Die einen wollen, dass ihr Sozialpädagogik-Studium sich zumindest ein wenig
materiell und ideell auszahlt, wenn natürlich auch nur befristet, die
kleinen Racker wollen mal nicht "Hartz IV" werden, sondern es wenigstens zu
Niedriglohnexistenzgeld bringen, und die Nachtaktivisten befürchten einen
neuen Prenzlauer Berg. Welchem dieser Beteiligten also könnte man seine
Motive verdenken? Ist in dieser Trostlosigkeit vielleicht gar Hoffnung
enthalten? Eigentlich wollen sie doch alle nur ein bisschen gut leben …

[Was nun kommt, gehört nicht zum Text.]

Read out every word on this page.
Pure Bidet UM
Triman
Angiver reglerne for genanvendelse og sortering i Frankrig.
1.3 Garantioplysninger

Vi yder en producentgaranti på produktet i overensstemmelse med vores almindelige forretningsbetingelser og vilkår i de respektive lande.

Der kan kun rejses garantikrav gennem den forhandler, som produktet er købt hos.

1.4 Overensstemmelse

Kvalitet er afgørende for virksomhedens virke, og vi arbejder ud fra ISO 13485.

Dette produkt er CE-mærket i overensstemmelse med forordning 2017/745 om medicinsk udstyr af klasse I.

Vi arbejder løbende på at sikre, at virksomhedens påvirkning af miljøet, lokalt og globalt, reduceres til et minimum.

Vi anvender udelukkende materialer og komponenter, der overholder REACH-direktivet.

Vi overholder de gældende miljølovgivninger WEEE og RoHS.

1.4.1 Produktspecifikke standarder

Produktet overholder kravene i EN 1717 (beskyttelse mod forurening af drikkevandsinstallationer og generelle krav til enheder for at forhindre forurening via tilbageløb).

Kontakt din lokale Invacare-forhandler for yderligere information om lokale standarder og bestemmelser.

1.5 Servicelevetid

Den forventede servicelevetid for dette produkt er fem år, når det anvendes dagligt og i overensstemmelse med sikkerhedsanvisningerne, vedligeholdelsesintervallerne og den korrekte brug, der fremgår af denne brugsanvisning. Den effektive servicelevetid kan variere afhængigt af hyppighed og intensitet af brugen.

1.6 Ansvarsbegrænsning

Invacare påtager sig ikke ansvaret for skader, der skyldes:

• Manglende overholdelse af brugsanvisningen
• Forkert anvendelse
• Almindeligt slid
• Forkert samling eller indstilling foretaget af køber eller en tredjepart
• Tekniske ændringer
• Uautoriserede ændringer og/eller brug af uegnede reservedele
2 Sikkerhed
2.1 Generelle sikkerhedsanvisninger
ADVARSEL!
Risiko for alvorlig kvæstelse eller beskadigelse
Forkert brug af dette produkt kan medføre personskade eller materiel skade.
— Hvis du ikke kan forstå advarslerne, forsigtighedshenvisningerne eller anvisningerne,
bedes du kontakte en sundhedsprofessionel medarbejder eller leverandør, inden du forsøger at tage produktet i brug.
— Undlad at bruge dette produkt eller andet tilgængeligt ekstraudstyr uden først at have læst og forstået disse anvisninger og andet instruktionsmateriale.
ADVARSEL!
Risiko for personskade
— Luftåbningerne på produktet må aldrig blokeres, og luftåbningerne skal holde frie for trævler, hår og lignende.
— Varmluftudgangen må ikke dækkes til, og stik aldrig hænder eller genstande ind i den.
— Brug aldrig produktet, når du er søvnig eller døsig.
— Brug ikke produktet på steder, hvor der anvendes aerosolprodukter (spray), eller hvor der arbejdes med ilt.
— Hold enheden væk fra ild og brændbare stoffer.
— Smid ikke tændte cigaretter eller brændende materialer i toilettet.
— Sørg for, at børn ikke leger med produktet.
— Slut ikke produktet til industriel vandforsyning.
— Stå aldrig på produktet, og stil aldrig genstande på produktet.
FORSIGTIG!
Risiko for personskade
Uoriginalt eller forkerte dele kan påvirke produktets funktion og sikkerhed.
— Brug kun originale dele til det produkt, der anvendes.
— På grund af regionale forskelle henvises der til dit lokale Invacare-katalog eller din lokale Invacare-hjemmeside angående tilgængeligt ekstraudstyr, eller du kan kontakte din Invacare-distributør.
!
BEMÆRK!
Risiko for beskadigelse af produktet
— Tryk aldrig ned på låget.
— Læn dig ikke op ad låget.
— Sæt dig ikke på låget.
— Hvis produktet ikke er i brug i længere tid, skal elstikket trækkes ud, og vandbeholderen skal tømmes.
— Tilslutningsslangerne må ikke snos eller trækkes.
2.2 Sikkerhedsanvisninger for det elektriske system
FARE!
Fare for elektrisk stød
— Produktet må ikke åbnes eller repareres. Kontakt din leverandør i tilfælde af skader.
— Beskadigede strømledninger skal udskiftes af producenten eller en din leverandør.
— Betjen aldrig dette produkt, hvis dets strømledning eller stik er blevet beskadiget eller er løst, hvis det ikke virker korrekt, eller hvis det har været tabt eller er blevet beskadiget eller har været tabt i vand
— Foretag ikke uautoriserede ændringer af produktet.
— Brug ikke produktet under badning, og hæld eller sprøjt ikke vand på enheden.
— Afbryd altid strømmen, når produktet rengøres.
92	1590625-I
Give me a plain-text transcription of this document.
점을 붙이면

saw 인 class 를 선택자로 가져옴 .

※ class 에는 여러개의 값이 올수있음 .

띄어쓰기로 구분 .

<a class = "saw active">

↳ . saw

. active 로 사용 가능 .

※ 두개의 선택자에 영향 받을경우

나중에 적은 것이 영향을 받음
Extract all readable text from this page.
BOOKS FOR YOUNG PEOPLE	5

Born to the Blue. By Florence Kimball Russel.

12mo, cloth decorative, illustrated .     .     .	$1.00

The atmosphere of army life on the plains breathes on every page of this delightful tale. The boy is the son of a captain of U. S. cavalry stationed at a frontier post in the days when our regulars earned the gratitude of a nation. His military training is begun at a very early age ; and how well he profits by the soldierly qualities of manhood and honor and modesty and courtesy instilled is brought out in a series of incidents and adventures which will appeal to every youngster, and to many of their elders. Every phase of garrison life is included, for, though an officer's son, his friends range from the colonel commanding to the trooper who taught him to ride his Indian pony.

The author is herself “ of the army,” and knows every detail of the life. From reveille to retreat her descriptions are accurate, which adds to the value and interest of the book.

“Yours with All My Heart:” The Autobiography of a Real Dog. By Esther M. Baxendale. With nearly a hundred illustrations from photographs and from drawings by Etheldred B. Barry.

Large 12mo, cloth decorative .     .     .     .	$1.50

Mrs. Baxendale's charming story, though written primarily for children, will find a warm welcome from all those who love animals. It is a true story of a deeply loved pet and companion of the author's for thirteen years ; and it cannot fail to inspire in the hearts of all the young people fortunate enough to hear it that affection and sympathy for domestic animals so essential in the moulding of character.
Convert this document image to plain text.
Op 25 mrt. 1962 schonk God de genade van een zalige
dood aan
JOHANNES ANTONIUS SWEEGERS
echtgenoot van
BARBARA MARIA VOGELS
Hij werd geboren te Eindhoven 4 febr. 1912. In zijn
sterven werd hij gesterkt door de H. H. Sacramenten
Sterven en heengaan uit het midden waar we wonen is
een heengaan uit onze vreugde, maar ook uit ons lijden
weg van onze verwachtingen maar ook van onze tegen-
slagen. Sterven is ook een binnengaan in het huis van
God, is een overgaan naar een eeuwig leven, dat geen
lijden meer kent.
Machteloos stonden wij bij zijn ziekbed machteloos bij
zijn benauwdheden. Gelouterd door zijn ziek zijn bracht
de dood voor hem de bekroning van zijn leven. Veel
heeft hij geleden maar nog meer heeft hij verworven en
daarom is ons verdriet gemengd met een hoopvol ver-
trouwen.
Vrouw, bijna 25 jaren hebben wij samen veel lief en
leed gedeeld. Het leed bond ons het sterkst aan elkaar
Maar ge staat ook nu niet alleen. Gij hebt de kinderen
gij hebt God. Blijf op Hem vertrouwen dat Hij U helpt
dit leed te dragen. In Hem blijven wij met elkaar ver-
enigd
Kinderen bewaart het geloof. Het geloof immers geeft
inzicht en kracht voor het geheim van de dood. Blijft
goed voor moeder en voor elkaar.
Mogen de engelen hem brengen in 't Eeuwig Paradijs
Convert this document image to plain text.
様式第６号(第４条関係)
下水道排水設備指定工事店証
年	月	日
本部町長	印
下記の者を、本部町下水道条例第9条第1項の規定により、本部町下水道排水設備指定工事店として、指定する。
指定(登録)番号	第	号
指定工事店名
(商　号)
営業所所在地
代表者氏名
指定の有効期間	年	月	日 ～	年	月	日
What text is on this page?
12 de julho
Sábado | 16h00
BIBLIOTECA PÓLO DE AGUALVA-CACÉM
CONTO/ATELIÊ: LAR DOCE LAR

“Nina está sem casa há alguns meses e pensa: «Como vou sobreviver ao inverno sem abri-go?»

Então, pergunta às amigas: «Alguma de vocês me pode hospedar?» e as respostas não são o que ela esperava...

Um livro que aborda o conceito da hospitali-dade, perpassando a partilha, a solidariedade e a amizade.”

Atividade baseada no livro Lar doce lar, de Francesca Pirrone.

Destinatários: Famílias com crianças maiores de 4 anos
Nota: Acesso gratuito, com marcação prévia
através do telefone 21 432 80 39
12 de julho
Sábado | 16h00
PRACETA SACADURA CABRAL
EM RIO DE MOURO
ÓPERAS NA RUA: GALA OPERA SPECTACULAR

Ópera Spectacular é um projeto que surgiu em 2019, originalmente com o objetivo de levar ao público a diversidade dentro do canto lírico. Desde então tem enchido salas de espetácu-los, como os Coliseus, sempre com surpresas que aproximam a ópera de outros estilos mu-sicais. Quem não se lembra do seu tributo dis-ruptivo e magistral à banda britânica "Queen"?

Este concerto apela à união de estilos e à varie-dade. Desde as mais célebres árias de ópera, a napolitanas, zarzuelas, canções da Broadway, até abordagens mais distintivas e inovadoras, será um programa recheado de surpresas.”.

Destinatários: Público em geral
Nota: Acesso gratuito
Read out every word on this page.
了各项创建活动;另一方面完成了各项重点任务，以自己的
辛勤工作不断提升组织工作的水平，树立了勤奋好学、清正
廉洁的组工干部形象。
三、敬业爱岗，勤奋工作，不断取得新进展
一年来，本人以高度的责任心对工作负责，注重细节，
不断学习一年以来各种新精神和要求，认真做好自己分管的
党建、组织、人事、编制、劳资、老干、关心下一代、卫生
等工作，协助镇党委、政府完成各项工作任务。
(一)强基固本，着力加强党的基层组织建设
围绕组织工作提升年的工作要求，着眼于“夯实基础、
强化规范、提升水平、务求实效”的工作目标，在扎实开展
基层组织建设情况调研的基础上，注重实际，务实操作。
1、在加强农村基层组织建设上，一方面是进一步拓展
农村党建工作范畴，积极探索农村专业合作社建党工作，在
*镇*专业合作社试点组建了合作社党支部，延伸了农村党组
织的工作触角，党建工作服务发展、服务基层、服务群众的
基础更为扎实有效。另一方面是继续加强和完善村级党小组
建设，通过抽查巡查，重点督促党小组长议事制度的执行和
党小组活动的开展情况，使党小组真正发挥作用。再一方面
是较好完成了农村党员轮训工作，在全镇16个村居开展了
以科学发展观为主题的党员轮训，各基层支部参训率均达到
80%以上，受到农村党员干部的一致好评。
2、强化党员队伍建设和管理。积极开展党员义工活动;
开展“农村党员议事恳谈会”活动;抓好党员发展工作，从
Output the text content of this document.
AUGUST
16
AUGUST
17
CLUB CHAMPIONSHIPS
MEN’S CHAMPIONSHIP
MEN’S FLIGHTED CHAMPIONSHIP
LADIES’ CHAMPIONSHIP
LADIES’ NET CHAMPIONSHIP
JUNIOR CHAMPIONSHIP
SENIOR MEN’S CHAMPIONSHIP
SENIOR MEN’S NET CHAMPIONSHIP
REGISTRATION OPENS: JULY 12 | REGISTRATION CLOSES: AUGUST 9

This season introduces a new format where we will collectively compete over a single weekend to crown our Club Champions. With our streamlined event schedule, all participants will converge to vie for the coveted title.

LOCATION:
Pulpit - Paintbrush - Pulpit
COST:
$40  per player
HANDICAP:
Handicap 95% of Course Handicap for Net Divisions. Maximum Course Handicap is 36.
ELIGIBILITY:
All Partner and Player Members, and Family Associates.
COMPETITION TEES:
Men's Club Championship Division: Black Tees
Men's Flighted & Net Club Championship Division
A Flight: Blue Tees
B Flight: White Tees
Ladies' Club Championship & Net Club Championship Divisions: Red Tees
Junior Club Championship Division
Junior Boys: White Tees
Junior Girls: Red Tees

Zum hoffnungsvollen Kieznachbarn auf dem Flughafen-Gelände wird in dieser
Woche wieder einmal die Berlin Fashion Week einquartiert, die
"internationale Bühne für Fashion und Lifestyle", wie es in der Werbung
heißt. Es hätte mal so schön werden sollen! Doch schon im letzten Jahr
attestierte der Spiegel dem ambitionierten Event das ökonomische Aus. Und
auch diesmal scheint sich daran nichts zu ändern.
## Altes Geld bevorzugt
Die großen Modehäuser bleiben lieber beim alten Geld und den
traditionsreichen Fashion Weeks in New York, London und Paris. Oder sie
suchen ihre Kunden der Zukunft, genau wie Fußball, Showbiz und Formel 1,
schon seit über einem Jahrzehnt auf den glamourösen Bühnen des neuen Geldes
in Schanghai, Mumbai und Dubai, wo man sich, um mit Oscar Wilde zu
sprechen, so teuer anzieht, dass man schon wieder billig aussieht.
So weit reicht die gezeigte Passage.